More than 1,000 people died in the disaster, while heavy rain, threadbare resources and rugged terrain are hampering rescue workers, BBC reported.
Unknown numbers are still buried under the rubble of ruined, often mud-built homes by the 6.1 magnitude earthquake. Communication networks have also been badly hit.
One woman at a hospital in Paktika province told reporters that she lost 19 family members in the quake, BBC reported.
"Seven in one room, five in another, four in another, then three in another, have all been killed in my family," she said.
The Taliban authorities have called for more international aid.
The United Nations is among those scrambling to provide emergency shelter and food aid to the remote areas in Paktika.
Survivors and rescuers have told the BBC of villages completely destroyed near the epicentre of the quake, of ruined roads and mobile phone towers -- and of their fears that the death toll will rise further.

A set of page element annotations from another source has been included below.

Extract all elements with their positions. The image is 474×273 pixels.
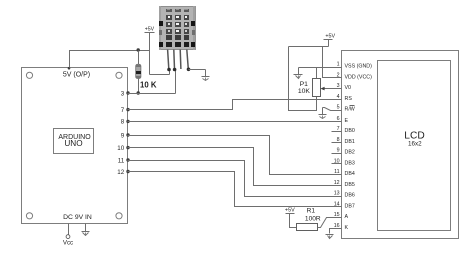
svg-text:9: 9 [337, 148, 340, 154]
svg-text:4: 4 [337, 94, 340, 100]
svg-text:10: 10 [117, 145, 124, 152]
svg-text:100R: 100R [305, 215, 321, 222]
svg-text:10K: 10K [298, 88, 311, 95]
svg-text:DB3: DB3 [345, 160, 355, 166]
svg-text:Vcc: Vcc [63, 239, 73, 246]
svg-text:5: 5 [337, 105, 340, 111]
svg-text:R1: R1 [307, 207, 316, 214]
svg-text:+5V: +5V [285, 207, 295, 213]
svg-text:A: A [345, 214, 349, 220]
svg-text:P1: P1 [300, 81, 309, 88]
svg-text:UNO: UNO [64, 139, 82, 148]
svg-text:16x2: 16x2 [408, 140, 422, 147]
svg-text:5V (O/P): 5V (O/P) [63, 72, 90, 79]
svg-text:8: 8 [337, 137, 340, 143]
svg-text:DB7: DB7 [345, 203, 355, 209]
svg-text:7: 7 [121, 107, 125, 114]
svg-text:8: 8 [121, 119, 125, 126]
svg-text:+5V: +5V [145, 27, 155, 33]
svg-text:7: 7 [337, 126, 340, 132]
svg-text:RS: RS [345, 96, 353, 102]
svg-text:12: 12 [117, 169, 124, 176]
svg-text:9: 9 [121, 132, 125, 139]
svg-text:V0: V0 [345, 85, 352, 91]
svg-text:11: 11 [118, 157, 125, 164]
svg-text:10 K: 10 K [140, 81, 157, 90]
svg-text:DB2: DB2 [345, 150, 355, 156]
svg-text:DC 9V IN: DC 9V IN [63, 214, 92, 221]
svg-text:VSS (GND): VSS (GND) [345, 64, 373, 70]
svg-text:DB5: DB5 [345, 182, 355, 188]
svg-text:14: 14 [334, 201, 340, 207]
svg-text:6: 6 [337, 116, 340, 122]
svg-text:DB6: DB6 [345, 193, 355, 199]
svg-text:DB1: DB1 [345, 139, 355, 145]
svg-text:DB0: DB0 [345, 128, 355, 134]
svg-text:R/W: R/W [345, 107, 355, 113]
svg-text:+5V: +5V [325, 34, 335, 40]
svg-text:12: 12 [334, 180, 340, 186]
svg-text:13: 13 [334, 191, 340, 197]
svg-text:VDD (VCC): VDD (VCC) [345, 74, 373, 80]
svg-text:DB4: DB4 [345, 171, 355, 177]
svg-text:K: K [345, 225, 349, 231]
svg-text:3: 3 [121, 90, 125, 97]
svg-text:11: 11 [334, 169, 340, 175]
svg-text:10: 10 [334, 158, 340, 164]
svg-text:1: 1 [337, 62, 340, 68]
svg-text:E: E [345, 118, 349, 124]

Some 1,500 people have also been injured, officials said.
Most of the casualties found so far have been in the Gayan and Barmal districts of Paktika. Locals said dozens of villages have collapsed.
"There was a rumbling and my bed began to shake," a survivor called Shabir told the BBC.
"The ceiling fell down. I was trapped, but I could see the sky. My shoulder was dislocated, my head was hurt but I got out. I am sure that seven or nine people from my family, who were in the same room as me, are dead."
A mother of six who was badly injured in the earthquake said many in her village had been killed, including seven of her own family members.
"We are very poor. We cannot reconstruct our homes again. We have nothing to eat," she said.
All her family's food supplies are buried under the rubble.
"There is nowhere to go. I demand the Taliban to rebuild our houses," she added.